This comparative, historical study of the democratic political economy of macroeconomic policy making offered both three separate studies of the transfers, debt, and monetary policies that underlay governments' postwar commitments to political regulation of the economy and a broader set of arguments on the politics and economics of governments' evolving attempts to fulfill those commitments. This concluding chapter also follows these two paths. First, it coordinates some of the findings that emerged repeatedly in various forms throughout Chapters 2–4, commenting on their collective implications for comparative-historical study of the democratic political-economy of macroeconomic policy making.
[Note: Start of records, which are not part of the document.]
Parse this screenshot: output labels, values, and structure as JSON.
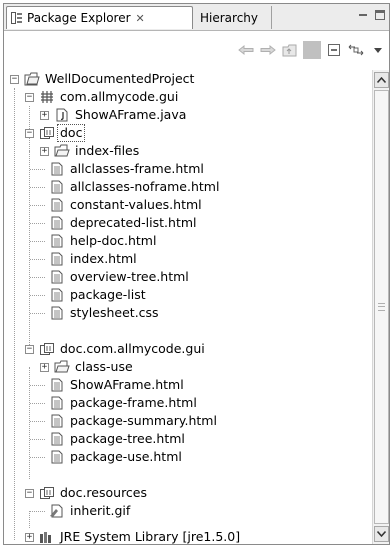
{
  "tabs": {
    "active_label": "Package Explorer",
    "close_glyph": "✕",
    "inactive_label": "Hierarchy"
  },
  "toolbar_icons": [
    "back-arrow-icon",
    "forward-arrow-icon",
    "up-folder-icon",
    "collapse-all-icon",
    "link-with-editor-icon",
    "view-menu-icon"
  ],
  "tree": {
    "root": "WellDocumentedProject",
    "pkg_gui": "com.allmycode.gui",
    "showaframe_java": "ShowAFrame.java",
    "doc": "doc",
    "index_files": "index-files",
    "doc_files": [
      "allclasses-frame.html",
      "allclasses-noframe.html",
      "constant-values.html",
      "deprecated-list.html",
      "help-doc.html",
      "index.html",
      "overview-tree.html",
      "package-list",
      "stylesheet.css"
    ],
    "doc_gui": "doc.com.allmycode.gui",
    "class_use": "class-use",
    "gui_files": [
      "ShowAFrame.html",
      "package-frame.html",
      "package-summary.html",
      "package-tree.html",
      "package-use.html"
    ],
    "doc_resources": "doc.resources",
    "inherit_gif": "inherit.gif",
    "jre": "JRE System Library [jre1.5.0]"
  }
}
Second, after summarizing the book's results, it returns to the larger questions raised in Chapter 1 to consider very tentatively some potential implications of those results for the continued viability and utility of the democratic commitments.
Concluding Themes
Four motifs in Chapters 2–4 merit reemphasis; in order of increasing generality and brevity of their treatment here: strategic electoral and partisan policy making, the highly interactive effects of institutions and structure on such strategic actors, the varying information available across those actors for their expectations formation that undergirds such strategic actions, and the centrality of theoretically informed measurement and specification to theoretically informing empirical work.
Strategic Electoral and Partisan Policy Making
Theories of electoral and partisan effects on economic policy have long, venerable intellectual histories, perhaps representing the cornerstones of modern macro political-economy.